Não vai mais crescer
Você agora é minha
Eu vou te comer
Não deixe que o outro
Te jogue pra trás
Sim, Morra, menininha
Você é má demais

(Black-out)

(o corpo coberto ainda está no palco)

DUDA
(entra irritadíssima) Filha da puta! Desgraçada! Eu estou morta! Eu não acredito! Eu não acredito! Morte natural! Tragédia! (pausa; ela sente um arrepio) Cacete de sensação! 

JOHNY
(entra) Vai se acostumando. Essa sensação de morte é pra sempre. É tipo um arrepio, não é? Eu não acredito que ela realmente fez isso, no fim das contas. Eu tava certo, viu?

DUDA
Então é assim, é?

JOHNY
É, colega. Daí pra pior.

DUDA
Eu não acredito! Eu não acredito! Por que ela fez isso, Johny? Por que? Eu estava bem vivendo. Eu não acredito!

JOHNY
Ué, não era você quem queria se matar agora pouco com o caco de vidro, garota gótica?

DUDA
É diferente.

JOHNY
Diferente o que?

DUDA
Eu vou ter que ficar presa aqui nesse cemitério agora? Até quando? Hein? Eu não acredito! Eu tinha tanta coisa pra fazer. Eu tinha a minha vida lá fora além disso aqui.

JOHNY
Você não quer mais ficar aqui comigo, Duda?

DUDA
(ela o encara)

JOHNY
Não?

DUDA
Você não vai entender. Ah! Agora nada importa! (pausa) Eu não acredito nisso, Johny. Eu não esperava isso. Eu não podia morrer agora. Tinha mais coisas... tinha outras coisas...

JOHNY
Eu não to entendendo mesmo. Você queria ficar comigo pra sempre agora pouco, e agora tem a oportunidade. E está aí toda desesperada só porque morreu.

DUDA
Você tá reclamando da minha falta de interesse? Agora isso tá importando pra você, Johny? Esse primeiro momento de baque que, por um instante, fez desaparecer aquele amor que eu tanto falava, tá te incomodando? Qual é? Nem tudo gira em torno de você.

JOHNY
Eu só quero saber o que aconteceu!

DUDA
Eu morri, Johny! Eu morri! É muito difícil! Tá sendo muito esquisito!

JOHNY
Eu sei muito bem. Desculpa.

DUDA
Então me deixa melhorar. Espera eu me recuperar.

JOHNY
Tudo bem. Eu deixo, eu espero.

(silêncio)

DUDA
O que foi que aconteceu comigo?

JOHNY
Um ônibus. Escolar. Aqui na saída do cemitério. Rosto desfigurado. Você morreu já na batida antes do ônibus passar por cima de você. Aí não teve cicatriz. Olha que sorte. Seu rosto ainda está lindo e perfeito. Foi até que meio parecido com o filme do Nicolas Cage e da Meg Ryan. 

DUDA
Só que a gente não se amava loucamente e a gente não transou antes de eu morrer.

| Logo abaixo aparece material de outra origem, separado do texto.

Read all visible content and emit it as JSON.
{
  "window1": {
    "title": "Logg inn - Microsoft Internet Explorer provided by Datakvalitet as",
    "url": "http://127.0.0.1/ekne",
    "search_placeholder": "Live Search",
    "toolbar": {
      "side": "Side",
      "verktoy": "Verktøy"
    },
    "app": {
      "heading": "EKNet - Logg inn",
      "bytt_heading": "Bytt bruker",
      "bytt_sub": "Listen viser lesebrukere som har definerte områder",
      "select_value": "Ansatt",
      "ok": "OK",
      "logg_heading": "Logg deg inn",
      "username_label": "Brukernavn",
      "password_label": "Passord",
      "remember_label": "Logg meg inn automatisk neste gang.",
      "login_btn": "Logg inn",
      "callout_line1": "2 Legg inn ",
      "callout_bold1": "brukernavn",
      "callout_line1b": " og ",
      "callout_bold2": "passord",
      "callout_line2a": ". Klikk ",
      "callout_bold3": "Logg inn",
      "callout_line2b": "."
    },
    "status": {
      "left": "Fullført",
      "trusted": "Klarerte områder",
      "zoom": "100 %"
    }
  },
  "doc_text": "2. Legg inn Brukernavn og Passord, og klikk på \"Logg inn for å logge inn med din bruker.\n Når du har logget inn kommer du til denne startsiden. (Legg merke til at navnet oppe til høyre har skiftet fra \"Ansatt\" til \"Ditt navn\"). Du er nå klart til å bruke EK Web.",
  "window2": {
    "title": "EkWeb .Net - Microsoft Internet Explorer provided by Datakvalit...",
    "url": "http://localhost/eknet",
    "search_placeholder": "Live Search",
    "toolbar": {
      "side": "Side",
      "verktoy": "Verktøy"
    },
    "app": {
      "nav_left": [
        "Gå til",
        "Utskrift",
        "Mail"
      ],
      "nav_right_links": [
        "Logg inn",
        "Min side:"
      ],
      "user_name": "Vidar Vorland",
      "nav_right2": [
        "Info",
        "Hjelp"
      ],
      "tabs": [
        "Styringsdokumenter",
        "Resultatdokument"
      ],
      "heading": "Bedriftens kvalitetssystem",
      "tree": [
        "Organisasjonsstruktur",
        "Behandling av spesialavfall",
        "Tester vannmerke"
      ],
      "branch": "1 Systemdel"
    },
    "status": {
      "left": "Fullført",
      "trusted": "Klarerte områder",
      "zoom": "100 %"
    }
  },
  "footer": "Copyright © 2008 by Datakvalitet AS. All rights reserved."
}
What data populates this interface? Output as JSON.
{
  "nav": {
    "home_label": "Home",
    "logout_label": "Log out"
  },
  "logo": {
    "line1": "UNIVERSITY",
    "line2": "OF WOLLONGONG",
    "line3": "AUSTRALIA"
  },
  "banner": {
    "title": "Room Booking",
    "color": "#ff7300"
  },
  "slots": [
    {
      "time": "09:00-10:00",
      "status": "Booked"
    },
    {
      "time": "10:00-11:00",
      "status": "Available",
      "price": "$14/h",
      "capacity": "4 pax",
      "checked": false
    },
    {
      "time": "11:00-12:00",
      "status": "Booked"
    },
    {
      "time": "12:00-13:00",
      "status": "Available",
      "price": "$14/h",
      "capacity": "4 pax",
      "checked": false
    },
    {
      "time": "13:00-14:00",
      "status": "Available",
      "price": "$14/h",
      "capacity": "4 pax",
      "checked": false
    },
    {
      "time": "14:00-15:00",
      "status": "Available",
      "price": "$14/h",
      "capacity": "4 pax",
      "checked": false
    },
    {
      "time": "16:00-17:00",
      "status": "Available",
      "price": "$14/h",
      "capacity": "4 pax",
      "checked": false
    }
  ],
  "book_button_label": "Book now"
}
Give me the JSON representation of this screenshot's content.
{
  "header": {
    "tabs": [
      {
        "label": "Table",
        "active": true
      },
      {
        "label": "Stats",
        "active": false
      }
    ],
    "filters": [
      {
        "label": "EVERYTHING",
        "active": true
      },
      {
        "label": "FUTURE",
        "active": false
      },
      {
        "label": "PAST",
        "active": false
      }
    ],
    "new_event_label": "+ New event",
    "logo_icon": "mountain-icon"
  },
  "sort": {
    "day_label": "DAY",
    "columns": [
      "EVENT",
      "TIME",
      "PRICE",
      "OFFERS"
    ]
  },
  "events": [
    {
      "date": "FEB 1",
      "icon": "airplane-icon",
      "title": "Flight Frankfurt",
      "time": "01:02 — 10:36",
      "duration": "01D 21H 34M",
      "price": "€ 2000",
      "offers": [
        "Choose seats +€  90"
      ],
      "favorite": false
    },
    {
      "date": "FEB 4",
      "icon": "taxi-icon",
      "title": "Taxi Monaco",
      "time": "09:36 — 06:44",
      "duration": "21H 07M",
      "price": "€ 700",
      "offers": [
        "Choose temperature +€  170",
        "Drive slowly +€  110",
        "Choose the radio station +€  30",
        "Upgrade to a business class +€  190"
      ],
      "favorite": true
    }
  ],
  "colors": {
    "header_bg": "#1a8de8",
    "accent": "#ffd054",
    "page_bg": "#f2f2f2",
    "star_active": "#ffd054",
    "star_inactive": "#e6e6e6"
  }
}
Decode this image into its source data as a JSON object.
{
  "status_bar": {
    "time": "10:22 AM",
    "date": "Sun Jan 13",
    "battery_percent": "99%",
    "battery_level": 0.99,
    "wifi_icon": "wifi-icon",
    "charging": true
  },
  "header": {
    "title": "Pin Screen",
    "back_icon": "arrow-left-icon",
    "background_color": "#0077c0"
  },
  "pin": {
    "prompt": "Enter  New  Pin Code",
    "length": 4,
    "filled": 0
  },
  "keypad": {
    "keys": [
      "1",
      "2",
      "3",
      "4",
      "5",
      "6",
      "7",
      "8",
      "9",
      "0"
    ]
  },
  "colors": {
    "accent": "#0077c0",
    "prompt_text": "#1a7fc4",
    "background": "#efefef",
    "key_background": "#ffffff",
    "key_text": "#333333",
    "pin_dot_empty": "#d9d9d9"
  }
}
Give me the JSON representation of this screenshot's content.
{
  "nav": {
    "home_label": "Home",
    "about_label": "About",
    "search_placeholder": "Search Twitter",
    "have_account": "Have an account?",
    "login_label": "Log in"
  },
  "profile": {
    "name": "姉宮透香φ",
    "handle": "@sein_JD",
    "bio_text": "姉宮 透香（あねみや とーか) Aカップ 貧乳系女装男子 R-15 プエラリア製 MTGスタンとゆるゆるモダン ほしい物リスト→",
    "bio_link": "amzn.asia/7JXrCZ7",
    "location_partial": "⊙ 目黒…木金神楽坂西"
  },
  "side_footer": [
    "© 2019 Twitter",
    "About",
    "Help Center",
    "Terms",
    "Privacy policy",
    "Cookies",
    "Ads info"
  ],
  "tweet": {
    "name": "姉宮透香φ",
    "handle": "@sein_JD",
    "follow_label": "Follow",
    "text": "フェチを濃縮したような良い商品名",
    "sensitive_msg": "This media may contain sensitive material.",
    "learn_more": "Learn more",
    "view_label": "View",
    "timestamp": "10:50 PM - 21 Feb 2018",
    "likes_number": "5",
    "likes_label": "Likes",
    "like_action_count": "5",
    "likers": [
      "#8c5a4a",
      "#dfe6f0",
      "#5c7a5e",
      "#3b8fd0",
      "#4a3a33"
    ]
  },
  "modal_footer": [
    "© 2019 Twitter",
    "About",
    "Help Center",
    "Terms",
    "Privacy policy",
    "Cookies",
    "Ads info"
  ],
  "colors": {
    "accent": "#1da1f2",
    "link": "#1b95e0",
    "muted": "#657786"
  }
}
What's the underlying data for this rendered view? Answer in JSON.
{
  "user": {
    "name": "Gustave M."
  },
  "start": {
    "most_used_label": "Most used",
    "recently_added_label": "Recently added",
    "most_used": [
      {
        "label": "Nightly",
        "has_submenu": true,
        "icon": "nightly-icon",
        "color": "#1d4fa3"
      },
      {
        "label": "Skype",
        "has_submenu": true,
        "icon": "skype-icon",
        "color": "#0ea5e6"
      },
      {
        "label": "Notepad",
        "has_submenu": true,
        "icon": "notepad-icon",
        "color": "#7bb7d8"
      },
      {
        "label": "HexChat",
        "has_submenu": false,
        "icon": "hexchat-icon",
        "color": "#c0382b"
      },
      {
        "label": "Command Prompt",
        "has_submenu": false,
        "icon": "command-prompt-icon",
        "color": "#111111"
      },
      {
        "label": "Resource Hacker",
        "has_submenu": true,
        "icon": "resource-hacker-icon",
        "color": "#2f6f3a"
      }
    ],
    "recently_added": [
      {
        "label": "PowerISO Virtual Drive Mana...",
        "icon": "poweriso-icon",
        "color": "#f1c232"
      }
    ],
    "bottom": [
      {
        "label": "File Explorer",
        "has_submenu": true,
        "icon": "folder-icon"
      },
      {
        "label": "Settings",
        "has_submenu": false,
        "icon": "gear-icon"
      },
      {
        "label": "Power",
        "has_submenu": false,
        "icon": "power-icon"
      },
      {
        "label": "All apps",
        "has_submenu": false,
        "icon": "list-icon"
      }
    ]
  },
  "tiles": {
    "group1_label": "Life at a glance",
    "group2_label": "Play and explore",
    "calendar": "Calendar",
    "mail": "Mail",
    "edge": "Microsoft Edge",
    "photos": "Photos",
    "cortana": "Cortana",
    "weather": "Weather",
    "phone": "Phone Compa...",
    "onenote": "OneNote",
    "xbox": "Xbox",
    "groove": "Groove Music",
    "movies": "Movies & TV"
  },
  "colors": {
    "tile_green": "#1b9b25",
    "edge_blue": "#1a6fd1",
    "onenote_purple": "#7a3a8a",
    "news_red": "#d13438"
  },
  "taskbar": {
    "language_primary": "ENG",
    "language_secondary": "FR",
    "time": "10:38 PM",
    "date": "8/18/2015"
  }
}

(Duda se senta exausta e muito nervosa; Johny observa em silêncio. Duda fica pensativa, às vezes murmura assustada e desesperada, tremendo em chiliques. Ela fica por um bom tempo refletindo)

JOHNY
Quando você terminar, você me chama. Eu vou ali e...

DUDA
Não. Espera. (ela está nervosíssima; desesperada) Não me deixe sozinha. Fique comigo. Eu amo você. Amo mesmo. Sempre amei. Você me entende, né? Eu sou uma pessoa que ama as pessoas. Amo demais. Amo mesmo. Eu juro que amo. E... e... às vezes a gente faz cagadas na vida por amar demais. Você me entende? Diga que entende, por favor.

JOHNY
Um pouco.

DUDA
Johny, diga que me entende. Por favor. Diga.

JOHNY
Eu te entendo. Fique calma, Duda. Fique calma. Eu não vou fugir de você. A gente se gosta. É um bom momento pra gente ficar junto. Ficar junto pra sempre, fazendo companhia um pro outro, amando um o outro, falando mal do meu ex. Era o que você sempre queria, não?

DUDA
Não. Era. Eu não sei.

JOHNY
Não sabe? O que aconteceu? Você tava quase se matando por mim, Duda. O que aconteceu?

DUDA
Não é tão legal agora. Agora que eu posso.

JOHNY
Como assim?

DUDA
Eu também não sei. (pausa) Perdeu a graça, sei lá. Eu sou meio estranha, Johny. A gente é tudo cheio de coisa estranha na cabeça. E tem tanta gente que eu deixei pra trás... ah, meu deus! Eu sempre fui uma covarde.

JOHNY
O que é que tá acontecendo? Eu estou aqui, Duda. Agora eu acho que podemos nos tocar. E você nem quis me dar um abraço.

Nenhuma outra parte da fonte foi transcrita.